Nuix was one of the country’s hottest floats when it listed at $5.31 per share, which was nearly $953 million in less than two years. Its market capitalization in the IPO was $1.7 billion. But since then, a series of nine media reports have raised serious questions about the company’s governance, and its sales forecasts, and the backgrounds of some of those involved in the business.
Nuix’s share price, which hit a high of $11.05 in January 2021, has now dropped to a low of 0.575 cents, losing 77% of their value over the past 12 months.
ASIC was investigating allegations of insider trading in the company, but said yesterday that it had concluded the investigation and would not take any further action.
Instead, the regulator is suing the Nuix board, alleging they violated the duties of their directors by failing to take reasonable steps to prevent Nuix from making misleading statements and violating its continuing disclosure obligations. did.
Directors in the firing line include Chair Jeffrey Bleach, Rodney Vaudrey, Susan Thomas, Daniel Phillips and Sir Ian Lobban.
ASIC alleges that at the time of the February and March 2021 announcements, Nuix was aware that its ACV for FY21 was likely to be significantly lower than forecast.
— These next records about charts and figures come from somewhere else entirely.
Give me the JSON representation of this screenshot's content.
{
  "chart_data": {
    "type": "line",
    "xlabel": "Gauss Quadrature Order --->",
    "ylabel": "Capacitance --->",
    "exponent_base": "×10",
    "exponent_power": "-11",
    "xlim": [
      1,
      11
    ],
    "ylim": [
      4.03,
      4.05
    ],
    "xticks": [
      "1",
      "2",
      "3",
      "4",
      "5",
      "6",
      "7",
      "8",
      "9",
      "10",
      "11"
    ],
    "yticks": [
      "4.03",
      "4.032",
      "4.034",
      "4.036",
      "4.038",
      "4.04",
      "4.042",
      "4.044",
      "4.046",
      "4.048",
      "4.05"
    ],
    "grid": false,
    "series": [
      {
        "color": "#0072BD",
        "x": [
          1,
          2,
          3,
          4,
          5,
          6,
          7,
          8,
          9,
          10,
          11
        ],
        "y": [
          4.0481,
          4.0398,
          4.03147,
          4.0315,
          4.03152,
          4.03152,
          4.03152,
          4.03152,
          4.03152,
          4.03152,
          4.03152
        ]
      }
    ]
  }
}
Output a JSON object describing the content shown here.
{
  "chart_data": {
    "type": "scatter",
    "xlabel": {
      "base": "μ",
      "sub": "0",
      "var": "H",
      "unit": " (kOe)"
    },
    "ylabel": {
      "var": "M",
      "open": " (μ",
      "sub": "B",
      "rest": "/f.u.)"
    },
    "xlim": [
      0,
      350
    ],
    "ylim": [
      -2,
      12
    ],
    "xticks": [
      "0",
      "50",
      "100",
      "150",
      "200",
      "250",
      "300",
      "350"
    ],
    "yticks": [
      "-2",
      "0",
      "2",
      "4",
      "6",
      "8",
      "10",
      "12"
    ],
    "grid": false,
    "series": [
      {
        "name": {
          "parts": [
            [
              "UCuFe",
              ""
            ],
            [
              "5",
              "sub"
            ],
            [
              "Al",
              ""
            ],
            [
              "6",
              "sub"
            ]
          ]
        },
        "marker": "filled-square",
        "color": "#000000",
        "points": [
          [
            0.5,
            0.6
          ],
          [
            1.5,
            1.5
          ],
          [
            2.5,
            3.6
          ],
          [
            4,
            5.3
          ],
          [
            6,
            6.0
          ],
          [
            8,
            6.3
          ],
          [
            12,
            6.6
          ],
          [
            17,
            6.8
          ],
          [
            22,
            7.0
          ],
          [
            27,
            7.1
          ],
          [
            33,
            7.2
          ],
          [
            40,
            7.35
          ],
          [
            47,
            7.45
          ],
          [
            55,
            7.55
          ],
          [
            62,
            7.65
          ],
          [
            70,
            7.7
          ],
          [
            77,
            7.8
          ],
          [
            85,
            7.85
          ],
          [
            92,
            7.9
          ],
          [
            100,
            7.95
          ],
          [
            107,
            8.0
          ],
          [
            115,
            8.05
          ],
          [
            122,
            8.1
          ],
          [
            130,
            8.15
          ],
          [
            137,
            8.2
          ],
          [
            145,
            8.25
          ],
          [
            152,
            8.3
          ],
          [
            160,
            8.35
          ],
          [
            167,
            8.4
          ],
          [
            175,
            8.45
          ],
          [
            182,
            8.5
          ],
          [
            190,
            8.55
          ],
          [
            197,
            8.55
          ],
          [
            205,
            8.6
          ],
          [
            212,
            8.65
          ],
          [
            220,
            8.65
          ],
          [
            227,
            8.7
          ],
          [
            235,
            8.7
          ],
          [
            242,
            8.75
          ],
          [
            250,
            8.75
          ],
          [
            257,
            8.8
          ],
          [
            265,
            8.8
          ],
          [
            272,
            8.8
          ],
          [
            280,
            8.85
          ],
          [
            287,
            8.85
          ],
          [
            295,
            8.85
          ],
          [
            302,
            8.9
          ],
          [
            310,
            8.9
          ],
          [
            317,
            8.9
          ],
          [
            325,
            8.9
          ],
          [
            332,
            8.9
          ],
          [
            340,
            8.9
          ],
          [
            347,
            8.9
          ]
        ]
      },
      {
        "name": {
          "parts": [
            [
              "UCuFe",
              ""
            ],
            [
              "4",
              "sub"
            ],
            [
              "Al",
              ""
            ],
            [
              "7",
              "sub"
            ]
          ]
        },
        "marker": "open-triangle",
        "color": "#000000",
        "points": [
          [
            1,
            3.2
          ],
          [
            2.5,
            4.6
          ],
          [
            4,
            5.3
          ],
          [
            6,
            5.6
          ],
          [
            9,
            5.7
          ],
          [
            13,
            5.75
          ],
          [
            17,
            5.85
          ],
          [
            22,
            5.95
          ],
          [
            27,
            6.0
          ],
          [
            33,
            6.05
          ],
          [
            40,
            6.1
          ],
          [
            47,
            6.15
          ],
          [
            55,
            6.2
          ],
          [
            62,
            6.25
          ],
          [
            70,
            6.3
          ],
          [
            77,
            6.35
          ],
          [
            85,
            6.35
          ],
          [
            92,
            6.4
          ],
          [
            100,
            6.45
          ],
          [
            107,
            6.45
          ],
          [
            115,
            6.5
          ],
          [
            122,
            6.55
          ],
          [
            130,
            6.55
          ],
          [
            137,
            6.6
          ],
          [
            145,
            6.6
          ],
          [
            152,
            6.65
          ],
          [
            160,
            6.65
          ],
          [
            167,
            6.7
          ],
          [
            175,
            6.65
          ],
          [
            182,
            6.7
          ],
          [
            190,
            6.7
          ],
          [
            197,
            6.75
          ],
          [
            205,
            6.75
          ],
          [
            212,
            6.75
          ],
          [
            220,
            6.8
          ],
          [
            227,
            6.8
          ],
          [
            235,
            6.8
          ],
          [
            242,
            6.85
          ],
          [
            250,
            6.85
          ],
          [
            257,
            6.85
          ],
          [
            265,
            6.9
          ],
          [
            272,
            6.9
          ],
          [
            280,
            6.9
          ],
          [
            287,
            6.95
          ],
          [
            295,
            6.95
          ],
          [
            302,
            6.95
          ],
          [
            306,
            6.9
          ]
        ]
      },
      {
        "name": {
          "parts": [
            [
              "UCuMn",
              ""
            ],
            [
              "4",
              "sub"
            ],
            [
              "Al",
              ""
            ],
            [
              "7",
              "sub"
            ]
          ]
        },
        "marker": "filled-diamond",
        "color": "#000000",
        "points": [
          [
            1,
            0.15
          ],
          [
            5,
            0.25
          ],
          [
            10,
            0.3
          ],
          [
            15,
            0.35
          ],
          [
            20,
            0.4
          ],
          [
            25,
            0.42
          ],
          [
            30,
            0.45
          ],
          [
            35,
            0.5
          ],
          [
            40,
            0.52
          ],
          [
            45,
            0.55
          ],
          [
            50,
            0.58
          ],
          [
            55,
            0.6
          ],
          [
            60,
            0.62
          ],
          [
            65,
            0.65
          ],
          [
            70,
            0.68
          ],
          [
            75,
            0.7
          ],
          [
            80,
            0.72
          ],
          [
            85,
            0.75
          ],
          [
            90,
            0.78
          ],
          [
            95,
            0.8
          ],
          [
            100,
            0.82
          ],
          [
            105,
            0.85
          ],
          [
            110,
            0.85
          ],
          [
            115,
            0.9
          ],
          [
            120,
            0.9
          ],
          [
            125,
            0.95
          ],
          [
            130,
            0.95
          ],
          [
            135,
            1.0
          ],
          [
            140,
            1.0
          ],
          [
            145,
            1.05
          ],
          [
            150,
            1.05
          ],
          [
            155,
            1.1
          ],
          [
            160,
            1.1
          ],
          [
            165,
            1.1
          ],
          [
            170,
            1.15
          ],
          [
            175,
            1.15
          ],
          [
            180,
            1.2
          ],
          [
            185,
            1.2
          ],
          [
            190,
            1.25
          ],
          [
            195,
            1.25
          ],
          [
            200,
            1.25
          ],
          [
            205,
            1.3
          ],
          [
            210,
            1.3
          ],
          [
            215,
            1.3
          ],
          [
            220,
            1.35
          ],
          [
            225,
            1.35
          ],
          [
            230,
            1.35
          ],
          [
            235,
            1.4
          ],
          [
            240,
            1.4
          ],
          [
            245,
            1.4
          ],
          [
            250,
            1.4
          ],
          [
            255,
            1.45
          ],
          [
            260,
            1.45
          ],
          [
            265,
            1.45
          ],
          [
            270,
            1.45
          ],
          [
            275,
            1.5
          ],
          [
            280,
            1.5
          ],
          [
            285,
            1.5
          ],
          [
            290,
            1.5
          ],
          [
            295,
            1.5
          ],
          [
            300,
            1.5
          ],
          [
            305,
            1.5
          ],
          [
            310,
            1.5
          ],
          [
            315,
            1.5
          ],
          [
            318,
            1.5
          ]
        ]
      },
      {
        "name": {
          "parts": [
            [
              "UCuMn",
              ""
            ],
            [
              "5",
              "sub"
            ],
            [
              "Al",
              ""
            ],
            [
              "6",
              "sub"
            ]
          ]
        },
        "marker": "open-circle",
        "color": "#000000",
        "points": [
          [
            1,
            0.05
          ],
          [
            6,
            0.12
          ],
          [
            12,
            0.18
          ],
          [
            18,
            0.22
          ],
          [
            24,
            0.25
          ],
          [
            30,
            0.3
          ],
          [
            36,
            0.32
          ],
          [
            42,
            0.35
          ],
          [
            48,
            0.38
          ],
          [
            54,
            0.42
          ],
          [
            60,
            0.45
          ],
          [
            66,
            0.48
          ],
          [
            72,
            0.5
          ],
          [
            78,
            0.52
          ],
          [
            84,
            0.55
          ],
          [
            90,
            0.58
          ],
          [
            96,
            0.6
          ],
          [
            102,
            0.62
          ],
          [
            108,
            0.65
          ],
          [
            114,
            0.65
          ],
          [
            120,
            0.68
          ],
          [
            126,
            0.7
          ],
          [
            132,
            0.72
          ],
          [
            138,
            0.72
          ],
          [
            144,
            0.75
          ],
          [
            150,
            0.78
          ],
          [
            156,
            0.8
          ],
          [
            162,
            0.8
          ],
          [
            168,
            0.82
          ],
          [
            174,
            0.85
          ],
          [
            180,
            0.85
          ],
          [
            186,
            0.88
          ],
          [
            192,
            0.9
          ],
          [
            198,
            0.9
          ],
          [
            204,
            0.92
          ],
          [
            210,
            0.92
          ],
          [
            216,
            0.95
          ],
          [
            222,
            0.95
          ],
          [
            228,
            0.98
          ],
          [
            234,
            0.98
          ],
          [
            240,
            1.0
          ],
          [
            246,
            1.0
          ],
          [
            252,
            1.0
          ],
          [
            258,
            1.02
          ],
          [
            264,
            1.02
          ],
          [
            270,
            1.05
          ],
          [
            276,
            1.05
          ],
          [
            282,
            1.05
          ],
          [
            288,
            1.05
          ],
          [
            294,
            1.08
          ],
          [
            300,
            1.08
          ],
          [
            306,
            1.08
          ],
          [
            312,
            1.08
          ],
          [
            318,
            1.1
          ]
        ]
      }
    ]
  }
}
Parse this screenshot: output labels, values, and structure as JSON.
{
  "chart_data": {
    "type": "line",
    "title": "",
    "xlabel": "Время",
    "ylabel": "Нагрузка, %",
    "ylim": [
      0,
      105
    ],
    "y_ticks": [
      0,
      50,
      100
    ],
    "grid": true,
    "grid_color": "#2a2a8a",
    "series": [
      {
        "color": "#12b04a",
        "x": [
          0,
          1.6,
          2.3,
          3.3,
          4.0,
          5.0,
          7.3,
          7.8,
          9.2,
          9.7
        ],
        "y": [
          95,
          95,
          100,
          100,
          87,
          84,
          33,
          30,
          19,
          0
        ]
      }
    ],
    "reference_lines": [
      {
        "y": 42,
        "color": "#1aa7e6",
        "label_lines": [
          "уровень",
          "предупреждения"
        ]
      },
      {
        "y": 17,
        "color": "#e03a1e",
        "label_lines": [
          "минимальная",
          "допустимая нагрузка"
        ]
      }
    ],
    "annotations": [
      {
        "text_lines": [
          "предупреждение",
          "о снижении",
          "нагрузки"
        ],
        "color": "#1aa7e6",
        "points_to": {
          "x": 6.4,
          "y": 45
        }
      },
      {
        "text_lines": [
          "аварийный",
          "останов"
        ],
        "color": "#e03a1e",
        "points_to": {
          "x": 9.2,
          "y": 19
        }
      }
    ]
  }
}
ASIC President Joseph Longo said: ‘Nuix was a newly listed technology company with a complex business model. This means that investors were heavily dependent on the company to make accurate and timely disclosure of its earnings.
ASIC also alleged that Nuix violated its continuing disclosure obligations, including the following:
disclose its first half FY 2021 ACV result from 18 January 2021 to 26 February 2021 when it publishes its half yearly results; Make corrective disclosures regarding announcements made at ASX on February 26 and March 8, 2021, or announce a downgrade; Announce the downgrade of its prospectus forecasts with effect from April 13, 2021, following a re-forecast of Fiscal Year 2021 ACV and statutory revenue. The downgrade was not announced until 21 April 2021.
A total of $1.2 billion of Nuix shares were traded during the period of the alleged breaches by ASIC.
Longo said that Nux’s ACV results at the end of the first half showed that, far from growing faster than the company forecast for the full year at 18.5%, Nux’s underlying business as measured by ACV was essentially higher than previously. was reduced by about 4%. half.
“It took the Company more than a month as of 26 February 2021 to disclose this material information to the market. Nuix had an obligation to promptly disclose this information,” he added.
ASIC is seeking declarations, monetary penalties and disqualification orders.
In a statement to ASX yesterday, Nuix said it has fully cooperated with ASIC during its investigation of these matters.
Nuix denies the charges leveled against it and the director defendants and intends to defend the proceedings.